Content originally from GOV.UK
On 22 February 2021, the Government published its ‘Roadmap out of Lockdown’ which set out how national coronavirus restrictions would be eased in stages, with reviews taking place on set dates.
We passed the first milestone and changes to restrictions came on the 8th March, with the re-opening of schools and allowing people to meet one on one outdoors. It is possible that most restrictions on social contact could be lifted by 21 June, however this is the earliest possible date and is subject to the step by step review process.
The current situation
We have now passed the second review stage, and another change to the restrictions on social contact has now been introduced. Six people, or a larger group if just two households are present, can meet outside including in private gardens. This change in the restrictions will allow people to reconnect with their loved ones and safely begin to have more of the social contact we have been missing.
As the rules around social contacts change, it is important to consider why they are changing in this way. Evidence shows that meeting outdoors is safer than meeting indoors, as you are much less likely to pass on or catch coronavirus in the open air, particularly if you are also adhering to social distancing, and limiting the number of people you meet in line with the guidance.
It is also important to remember that while the requirement to stay at home has also been lifted, the advice is to minimise travel but if you do need to travel, to plan your trip carefully, wash your hands often, social distance and wear a mask in all applicable settings. Overnight stays outside of your own home are still not permitted including over Easter weekend, when we know people will be making plans to meet up outdoors. We are continuing to closely monitor and learn about coronavirus variants and trips abroad are still not allowed unless for certain exempted reasons.
These steps will help stop the transmission of coronavirus from different areas of the country, and from household to household. See the link for more information on how to stop the spread of coronavirus, and importantly why we recommend each of these actions.
Whilst the number of people with coronavirus is reducing, and the number of people who have received their vaccination is increasing every day, it is still vitally important that we take these protective actions as we see restrictions slowly lifting.
Keeping infection rates low
Spring is here and with an Easter break from school, lots of people will likely be enjoying a break from work too. We know how much people want to be reunited with their loved ones and while the restrictions protecting us won’t last forever, they remain very important right now.
Whilst we are making great progress with the vaccination programme and coronavirus infection rates continue to fall, we are still in an important moment where infections could start rising again if we do not continue to act to keep ourselves and others safe.
Receiving a COVID-19 vaccine will offer people personal protection and everyone should have confidence in the effectiveness of their jab, but being vaccinated doesn’t mean the restrictions no longer apply as you may still be able to pass on the virus even once you have had the vaccine. It will continue to keep us all safe if we stick to the rules following vaccination and as we continue learning about how the virus is transmitted by people who are vaccinated.
Whilst we have been successful in reducing infections during this national lockdown, case numbers are still relatively high in certain parts of the country, and it is important to remember that around one in three people do not get symptoms and can pass on COVID-19 unknowingly.
This is why, as we begin to mix more outdoors, staying two metres apart, washing our hands regularly and wearing a face covering in all settings where it is required will keep making a vital contribution to keeping infection rates low. If we mingle at close quarters, or relax our vigilance about these steps and the restrictions in place, even after we have had the vaccine, we could undo what we have all made huge sacrifices to achieve.
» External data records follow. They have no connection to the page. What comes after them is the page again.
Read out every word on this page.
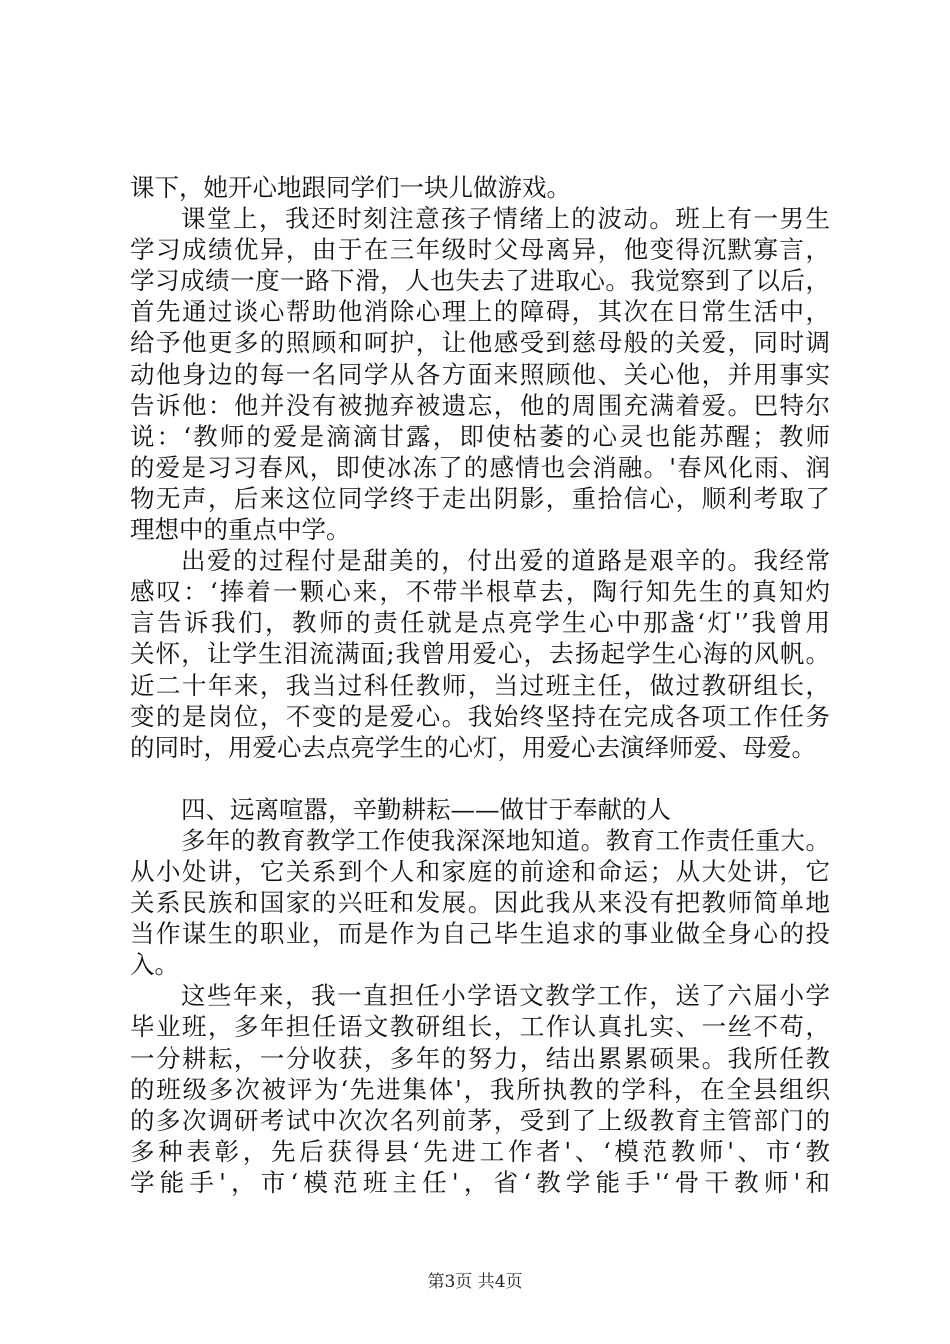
课下，她开心地跟同学们一块儿做游戏。
课堂上，我还时刻注意孩子情绪上的波动。班上有一男生
学习成绩优异，由于在三年级时父母离异，他变得沉默寡言，
学习成绩一度一路下滑，人也失去了进取心。我觉察到了以后，
首先通过谈心帮助他消除心理上的障碍，其次在日常生活中，
给予他更多的照顾和呵护，让他感受到慈母般的关爱，同时调
动他身边的每一名同学从各方面来照顾他、关心他，并用事实
告诉他：他并没有被抛弃被遗忘，他的周围充满着爱。巴特尔
说：‘教师的爱是滴滴甘露，即使枯萎的心灵也能苏醒；教师
的爱是习习春风，即使冰冻了的感情也会消融。'春风化雨、润
物无声，后来这位同学终于走出阴影，重拾信心，顺利考取了
理想中的重点中学。
出爱的过程付是甜美的，付出爱的道路是艰辛的。我经常
感叹：‘捧着一颗心来，不带半根草去，陶行知先生的真知灼
言告诉我们，教师的责任就是点亮学生心中那盏‘灯'’我曾用
关怀，让学生泪流满面;我曾用爱心，去扬起学生心海的风帆。
近二十年来，我当过科任教师，当过班主任，做过教研组长，
变的是岗位，不变的是爱心。我始终坚持在完成各项工作任务
的同时，用爱心去点亮学生的心灯，用爱心去演绎师爱、母爱。
四、远离喧嚣，辛勤耕耘——做甘于奉献的人
多年的教育教学工作使我深深地知道。教育工作责任重大。
从小处讲，它关系到个人和家庭的前途和命运；从大处讲，它
关系民族和国家的兴旺和发展。因此我从来没有把教师简单地
当作谋生的职业，而是作为自己毕生追求的事业做全身心的投
入。
这些年来，我一直担任小学语文教学工作，送了六届小学
毕业班，多年担任语文教研组长，工作认真扎实、一丝不苟，
一分耕耘，一分收获，多年的努力，结出累累硕果。我所任教
的班级多次被评为‘先进集体'，我所执教的学科，在全县组织
的多次调研考试中次次名列前茅，受到了上级教育主管部门的
多种表彰，先后获得县‘先进工作者'、‘模范教师'、市‘教
学能手'，市‘模范班主任'，省‘教学能手'‘骨干教师'和
第3页 共4页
While many vulnerable people have now received a vaccine, and people in their 50s are now eligible, not everyone at risk of serious illness is protected. Those who are not yet vaccinated remain at the same risk of catching the virus if they come into contact with it and of becoming very unwell as a consequence.
If we follow the guidance by keeping our plans local, coupled with protective actions such as remaining in small groups and only meeting outdoors, we can save lives. Doing this will also keep us on track towards society opening up fully, and regaining the rewards and joys we remember from before the pandemic.
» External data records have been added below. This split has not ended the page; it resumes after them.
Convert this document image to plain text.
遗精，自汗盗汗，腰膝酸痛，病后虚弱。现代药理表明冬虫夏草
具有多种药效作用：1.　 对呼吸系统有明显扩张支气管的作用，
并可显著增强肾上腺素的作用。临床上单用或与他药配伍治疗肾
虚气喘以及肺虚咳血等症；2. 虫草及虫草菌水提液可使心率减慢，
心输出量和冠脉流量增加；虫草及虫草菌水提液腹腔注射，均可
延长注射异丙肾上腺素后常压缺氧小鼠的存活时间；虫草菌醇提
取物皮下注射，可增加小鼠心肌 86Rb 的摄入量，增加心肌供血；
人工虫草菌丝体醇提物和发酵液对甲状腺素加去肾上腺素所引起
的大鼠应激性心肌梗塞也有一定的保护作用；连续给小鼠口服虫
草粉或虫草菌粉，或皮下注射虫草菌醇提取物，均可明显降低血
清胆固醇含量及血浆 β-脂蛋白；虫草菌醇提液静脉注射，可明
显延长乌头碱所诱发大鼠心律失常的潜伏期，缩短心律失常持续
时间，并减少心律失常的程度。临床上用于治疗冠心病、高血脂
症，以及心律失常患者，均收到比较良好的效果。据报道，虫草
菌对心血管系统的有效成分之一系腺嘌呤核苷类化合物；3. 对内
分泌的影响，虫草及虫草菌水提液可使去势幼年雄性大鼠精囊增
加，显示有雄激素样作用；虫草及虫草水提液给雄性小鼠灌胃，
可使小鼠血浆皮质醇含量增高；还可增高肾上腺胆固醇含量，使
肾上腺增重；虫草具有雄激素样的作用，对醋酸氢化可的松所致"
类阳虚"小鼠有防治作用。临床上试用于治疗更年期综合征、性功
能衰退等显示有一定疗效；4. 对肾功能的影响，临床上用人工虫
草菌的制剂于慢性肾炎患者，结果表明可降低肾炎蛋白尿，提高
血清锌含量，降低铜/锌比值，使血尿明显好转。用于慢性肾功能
The next stage in the Roadmap for easing restrictions will come no earlier than 12 April, where we will hopefully see non-essential retail open, hair salons and beauty treatment resume and gyms and pools re-open. Hospitality such as pubs and restaurants will also open with outdoor service only.
People are rightfully feeling optimistic about the coming months and we have much to look forward to. We all want to get there and together we can, if we keep our focus on following the guidance and protecting ourselves and others throughout the different stages of the roadmap.